Sorry, but I am lost here. What qualifies as an expensive import? Given that you can't get a Vauxhall Conference left-back for less than £5m, and Man United have paid fractionally shy of £30m for a player three times now (and Chelsea have bought innumerable players between £12m-£24m), can £7m be considered a starting point in the definition of "expensive" import (or otherwise) these days? If so, then up until the interval we only had one expensive import in Djibril Cisse. Look at the facts: Riise, Baros, Josemi and Hyypia average out at less than £3m each. I mean, Titus Bramble (admittedly not a foreign import) cost Newcastle £6m... 

Add Djimi Traore (£500,000) to those four Liverpool players, and you still don't even reach the fee Chelsea recently paid for their Portuguese right back. Half of our outfield side were foreigners who, combined, cost less than Paulo Ferreira. (And Ferreira cost 'half a Didier Drogba').

To suggest that we were fielding a load of expensive foreigners is totally misleading, and grossly incorrect. We are not Chelsea, or Manchester United. Benitez is having to work on a more limited budget. And even if they were expensive, of the starting line-up only two players were purchased by Benitez, at a combined cost of just £8m. The rest were Houllier's men.

At this point, Jeremy cannot be stopped: "Liverpool do not wear the international look well.
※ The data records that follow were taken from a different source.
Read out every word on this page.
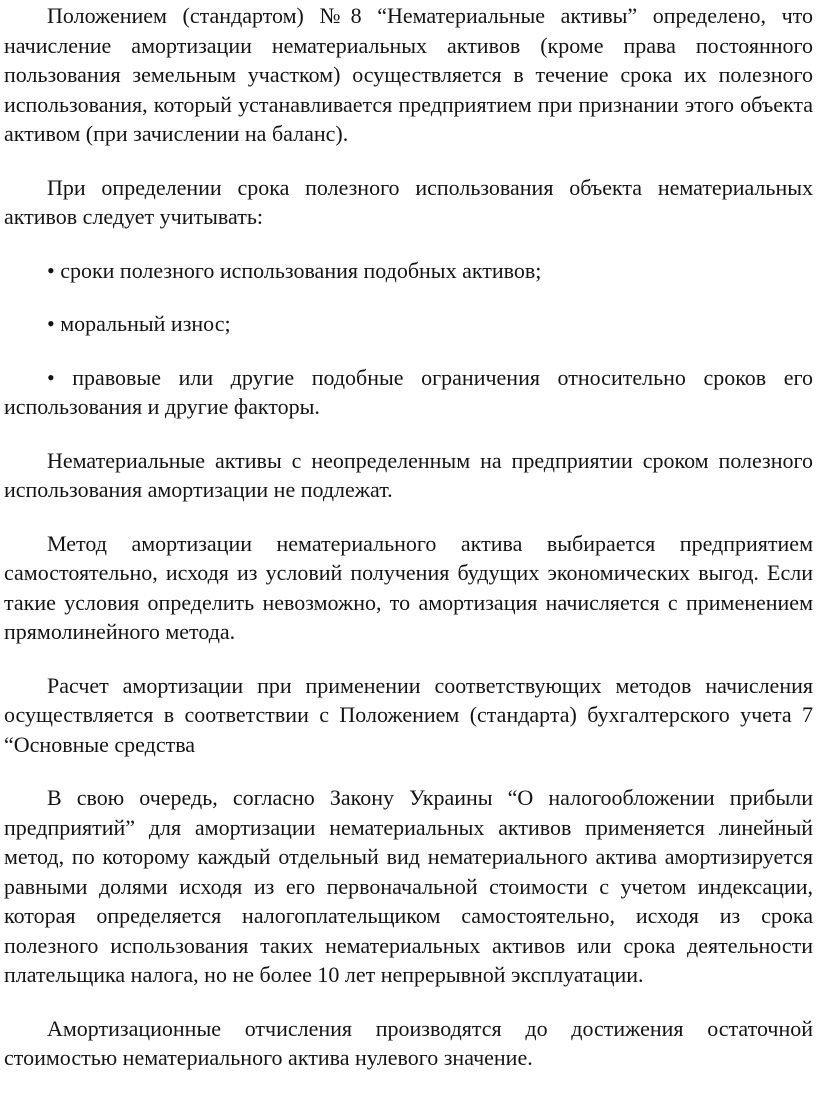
Положением (стандартом) №8 “Нематериальные активы” определено, что начисление амортизации нематериальных активов (кроме права постоянного пользования земельным участком) осуществляется в течение срока их полезного использования, который устанавливается предприятием при признании этого объекта активом (при зачислении на баланс).

При определении срока полезного использования объекта нематериальных активов следует учитывать:

• сроки полезного использования подобных активов;

• моральный износ;

• правовые или другие подобные ограничения относительно сроков его использования и другие факторы.

Нематериальные активы с неопределенным на предприятии сроком полезного использования амортизации не подлежат.

Метод амортизации нематериального актива выбирается предприятием самостоятельно, исходя из условий получения будущих экономических выгод. Если такие условия определить невозможно, то амортизация начисляется с применением прямолинейного метода.

Расчет амортизации при применении соответствующих методов начисления осуществляется в соответствии с Положением (стандарта) бухгалтерского учета 7 “Основные средства

В свою очередь, согласно Закону Украины “О налогообложении прибыли предприятий” для амортизации нематериальных активов применяется линейный метод, по которому каждый отдельный вид нематериального актива амортизируется равными долями исходя из его первоначальной стоимости с учетом индексации, которая определяется налогоплательщиком самостоятельно, исходя из срока полезного использования таких нематериальных активов или срока деятельности плательщика налога, но не более 10 лет непрерывной эксплуатации.

Амортизационные отчисления производятся до достижения остаточной стоимостью нематериального актива нулевого значение.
On Saturday nine of the starting 11 were foreign, only Jamie Carragher local."

Yes, despite our league position and extenuating circumstances, we are still a collection of useless foreigners. (I must have dreamt being above Newcastle, and having a game in hand on them, while they field a load of expensive Brits).

Forgive me, also, for thinking that it was Xabi Alonso who won most man-of-the-match awards for his second half cameo; the man who lit up the game with his masterful passing, and who created and scored two of the three most crucial goals. Alonso is Spanish, wouldn't you know? Now he is an expensive import (and cheap at half the price). Baros, another outstanding performer on the afternoon, is Czech. Igor Biscan, with two sublime touches of the ball in his 20 seconds on the pitch, is Croatian. We do not wear the international look well, and yet overseas players were responsible for four away goals.

(A note to journalists: Frank Lampard, the English heartbeat and noted scoring sensation for Chelsea, has scored the same amount of goals as Igor Biscan in the Premiership this season. Biscan's was a drive from 20-yards, right into the postage stamp; Lampard's an illegally-converted penalty where he fell and struck the ball twice. Biscan, seen as a joke figure within the media, has, with less league playing time than Wayne Rooney - Biscan has played less than 45 minutes all told - scored more goals. Draw your own conclusions)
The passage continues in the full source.